After this exception, some representations are not disposed anymore since the thread which would have disposed them is now dead and thus the editing context event processor is never disposed. As a consequence, the editing context event processor will never see any update in the view / domain models on the server.

pcdavid commented 1 year ago

I can't always reproduce, but with the following steps I can get the stack quite often still:

  1. Start from an empty server (probably not necessary, but easier to analyze).
  2. Import created-before.zip. Its a basic project with a "Robot Flow". Select the "Robot" element and note that all the expected representations can be created on it.
  3. Go back to the projects list (do not keep "created-before" open in a tab/window) and import studio.zip. It contains a View with an empty diagram definition which applies to flow::System.
  4. Go back to the projects list and import created-after.zip. Except for the name, it's identical to "created-before" and just provided for convenience.
  5. In "created-after", select the "Robot" system element. The "NewDiag" (defined in the studio) should be available. Create it. Sometimes the stack appears then, but most of the times I tested, there was still no error at this point.
  6. Go back to the projects list and re-open "created-before" (it should have been closed for at least 6 seconds at this point, the longer the better).
  7. Select the "Robot" system element. The "NewDiag" (defined in the studio) should be available. Create it. Here I get the stack quite regularly, but not always.
pcdavid commented 1 year ago

I can sometimes get in a state where, a Tree (from the explorer) is not properly "unsubscribed" from the subscription manager even though I (the end user) have closed the project. This causes the tree event processor to never get disposed, and by cascade the editing context event processor itself is never disposed/closed, and hence never properly reloaded.

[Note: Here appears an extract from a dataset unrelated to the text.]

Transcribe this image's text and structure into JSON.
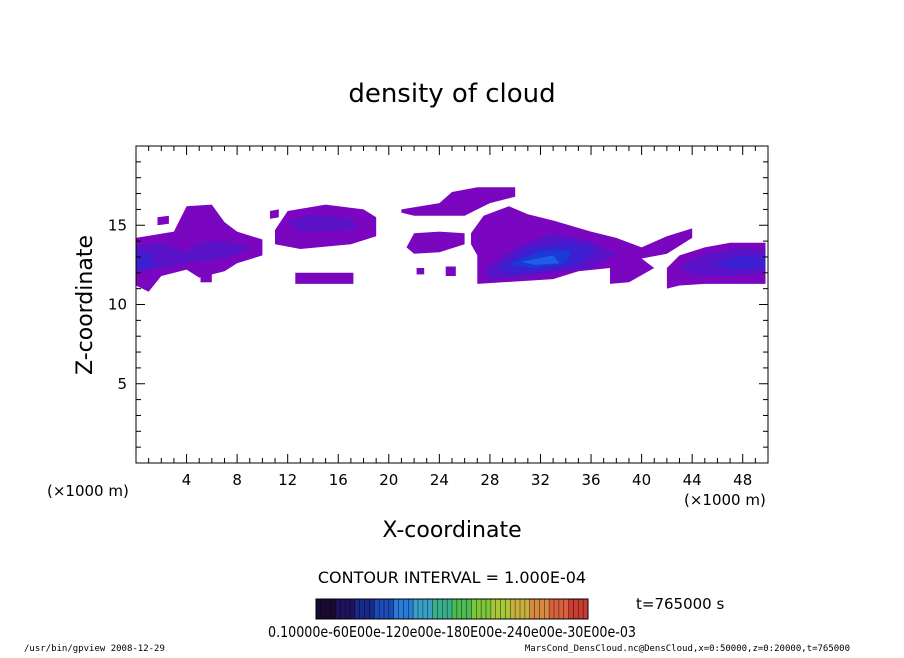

This can happen without the exception above even occuring. I'm not sure yet, but maybe the exception is a symptom after the fact, and the root cause occurs before.

pcdavid commented 1 year ago

I think I have reproducible steps for the stack trace, but it seems to be a different case than the one from my previous comment (where an editing context is never released/disposed, and thus never reloaded).

  1. Create a project which takes a significant time to load. For example create 3 or 4 "Big Guy" flow models in it.
  2. Go back to the projects list, and wait for it to be released.
  3. Click to re-open it, and as soon as the project edition page becomes visible (with the explorer still empty as the editing context has not yet loaded), go back to the project list.

This systematically reproduces the stack trace for me, but still the project/editing context gets released properly after a while.